If you are:
•an admin level user
•using Microsoft compilers
•on a modern OS
•already know that you create debug info in your debug and release product
...then you're more than likely good to go and dive in!
Otherwise, we recommend reading these topics from the Overview section before starting:
•What do you need to run Thread Validator?
You can test drive the capabilities of Thread Validator by launching the example program supplied with Thread Validator - nativeExample.exe.
The example program can be used in conjunction with the Thread Validator tutorials.
Your application needs to be compiled to produce debugging information and linked to make that debugging information available.
We provide some details for enabling debugging information with Visual Studio, C++ Builder, Delphi, MinGW, and other compilers.
If you have no PDB debugging information but you do have a Microsoft format MAP file available, it must contain line number information by using the /MAPINFO:LINES linker directive.
To start your program click on the launch icon on the Session toolbar.
What you see next depends on the user interface mode (wizard or dialog style).

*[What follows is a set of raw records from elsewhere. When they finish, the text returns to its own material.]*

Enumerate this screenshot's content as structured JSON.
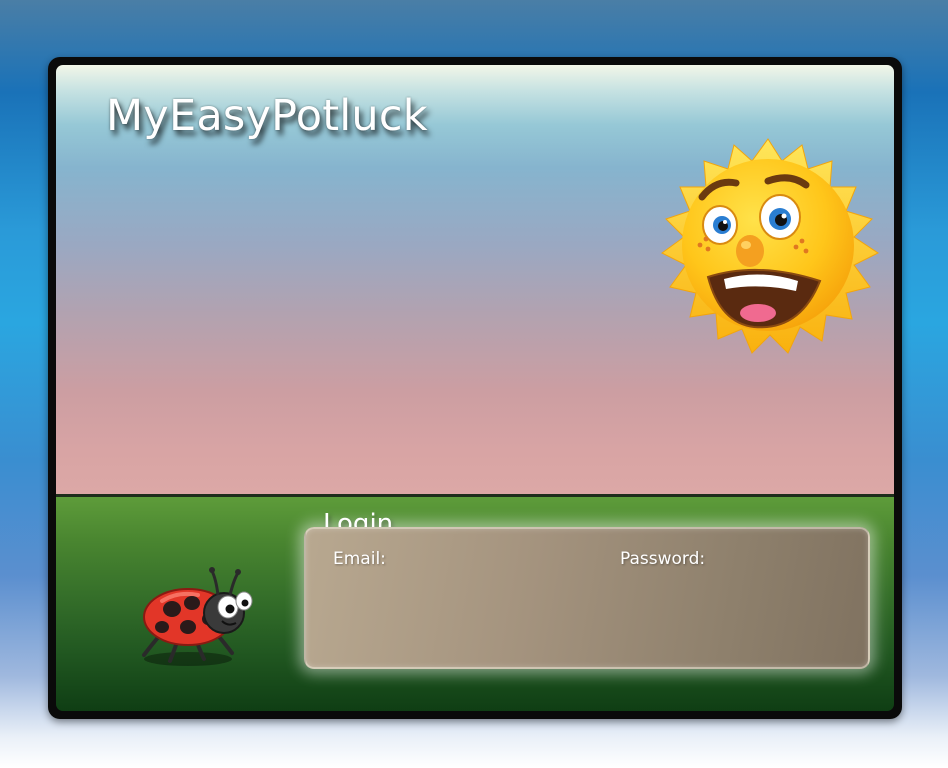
{
  "app": {
    "title": "MyEasyPotluck"
  },
  "login": {
    "title": "Login",
    "email_label": "Email:",
    "password_label": "Password:"
  },
  "illustrations": {
    "sun": "smiling-sun-icon",
    "ladybug": "ladybug-icon"
  },
  "colors": {
    "page_background": "#2aa6e0",
    "frame": "#0a0a0a",
    "sky_top": "#86b4ce",
    "sky_bottom": "#dca8a6",
    "grass_top": "#5e9c3a",
    "grass_bottom": "#0f3e14",
    "panel": "#a4937e",
    "text": "#ffffff"
  }
}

If you've just installed the software you will be shown the launch wizard:
Click Browse... to choose a program to launch Next Next Next Start Application...
If you have switched to Dialog mode you will be shown the launch dialog:
Click Browse... to choose a program to launch Launch
Thread Validator will start and inject the stub into the target program. Progress during this phase is displayed in the title header of the main window.
Once correctly installed in the target program, the stub will establish communications with Thread Validator and data can be collected and viewed until the target program exits.
When a deadlock or a bad lock strategy is detected, the data relating to this on each tab is displayed in the relevant colours.
Most tabs will update at intervals (unless set otherwise) to show data collected so far.
When the target program exits, Thread Validator stops collecting more data but keeps all the session data active for you to explore. The data collection icons on the session toolbar are disabled, and the launch icons are enabled again.
Most tabs are automatically updated to reflect the final data, and the other tabs also continue to let you explore the data until the session is closed.
Even though the target program has exited, the session is still active and can be examined or saved until the session is closed:
File menu Close Session
You can have more than one session open at a time.